Student Regent Devon Graves said “there is enough support for the UC for the coming year” by the state government, which is why the in-state tuition was able to stay consistent. It is the seventh time in eight years that in-state tuition has stayed flat. Despite the flat tuition, Sarah Abdeshahian — the campus organizing director of the ASUC Office of the External Affairs Vice President, or EAVP — said in an email that tuition is still “unacceptable” for a public institution that says it is “accessible and affordable.”
The announcement has also sparked discussion because so far, only in-state tuition has been decided upon. The UC regents will meet March 12-14 at UCLA to discuss proposed changes, which could include a 2.6 percent tuition increase for nonresidents for the 2019-20 academic year. The increase will provide campuses with an estimated $28.9 million in revenue, according to the UC regents meeting agenda.
“The UC needs to be kept accessible for out of state, international and undocumented students,” said EAVP Nuha Khalfay in an email. “We need to remember the value they bring to the institution as people rather than (just the) revenue.”
Both Graves and Khalfay mentioned that the UC Student Association — a systemwide body that represents all UC students — has already started to push back and organize against the proposed changes, “doing everything in (its) power to prevent the tuition hike,” Khalfay said in an email.
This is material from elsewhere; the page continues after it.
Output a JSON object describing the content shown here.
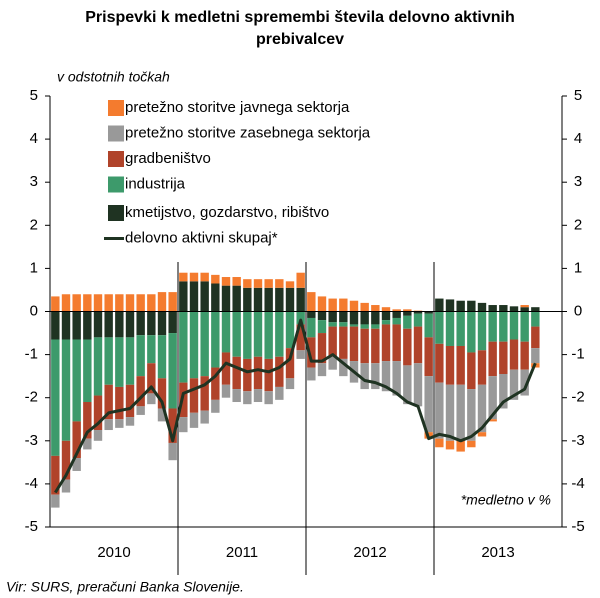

According to Graves, the question of nonresident tuition is political in nature because these students’ interests are not traditionally represented in Sacramento. Graves added that there is no concrete budget plan in place if the tuition raise does not pass.
Aidan Arasasingham, the legislative director for the UCLA Undergraduate Student Association Council, said there are current efforts to mobilize students in opposition to the potential increase of nonresident tuition.
“You keep security for in-state students, but you pay it off the backs of nonresident students,” Arasasingham said. “What we want to show the regents and the UC and the state legislature is that any tuition increase we will treat as if it is an increase on the whole student body.”